See Christiansburg Garment Co. v. EEOC,
434 U.S. 412, 98 S.Ct. 694, 54 L.Ed.2d 648 (1978). Thus, “a prevailing plaintiff in a civil rights action is presumptively entitled to reasonable attorney’s fees, unless a showing of ‘special circumstances’ is made that would deem such an award unjust.
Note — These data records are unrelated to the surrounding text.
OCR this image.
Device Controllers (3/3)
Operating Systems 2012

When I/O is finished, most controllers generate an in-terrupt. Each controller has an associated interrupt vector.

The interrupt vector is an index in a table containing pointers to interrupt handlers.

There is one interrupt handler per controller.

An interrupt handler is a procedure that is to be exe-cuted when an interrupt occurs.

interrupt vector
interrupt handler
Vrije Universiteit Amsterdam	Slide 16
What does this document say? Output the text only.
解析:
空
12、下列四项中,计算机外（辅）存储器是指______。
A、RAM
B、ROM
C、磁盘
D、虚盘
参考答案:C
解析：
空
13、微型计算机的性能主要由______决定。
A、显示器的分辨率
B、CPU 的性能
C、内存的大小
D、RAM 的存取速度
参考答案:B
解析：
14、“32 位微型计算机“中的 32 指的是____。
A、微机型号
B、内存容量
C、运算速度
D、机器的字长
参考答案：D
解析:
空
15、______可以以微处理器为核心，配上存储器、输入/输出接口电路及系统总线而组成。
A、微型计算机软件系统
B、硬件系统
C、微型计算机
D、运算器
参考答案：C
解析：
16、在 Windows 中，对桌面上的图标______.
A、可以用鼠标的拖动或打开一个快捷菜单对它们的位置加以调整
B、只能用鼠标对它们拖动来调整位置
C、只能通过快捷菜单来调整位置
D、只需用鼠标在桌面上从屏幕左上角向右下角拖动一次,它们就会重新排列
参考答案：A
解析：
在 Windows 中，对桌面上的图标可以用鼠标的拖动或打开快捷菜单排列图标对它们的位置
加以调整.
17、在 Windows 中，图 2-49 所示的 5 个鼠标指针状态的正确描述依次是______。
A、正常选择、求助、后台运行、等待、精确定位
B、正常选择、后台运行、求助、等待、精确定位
See Scham v. Dist. Courts Trying Criminal Cases,
148 F.3d 554, 557 (5th Cir.1998).
Accordingly, the Court concludes that Plaintiffs in this case are entitled to an award of reasonable attorney fees, including expert fees. Counsel for Plaintiffs are therefore instructed to file any application for attorney and expert fees they feel are appropriate
on or before Wednesday, February 13, 2002.
The City will have until
Monday, February 25, 2002 to
respond.
Conclusion
Plaintiffs have demonstrated that they suffered damages in that each lost a fair opportunity to be promoted as a result of the City’s discriminatory conduct. Because it is impossible to determine which Plaintiffs would actually have been promoted in the absence of the City’s actions, the Court has applied the reasoning in
Dougherty
and awarded each Plaintiff compensatory damages in the amount of a fraction of the lost promotions’ value corresponding to the statistical probability of each Plaintiff having received a promotion but for the City’s discriminatory promotion policy on March 3,1995.
See Dougherty,
869 F.2d at 615. Accordingly;
The Court finds that the City is liable to the individual Plaintiffs for the amounts detailed above, which total $434,278.90 in compensatory damages, and for any post-judgment interest that accrues on those amounts pursuant to 28 U.S.C. § 1961(a). In addition, the Court finds that Plaintiffs are entitled to reasonable attorney and expert fees, in the amount of which is to be determined at a later date.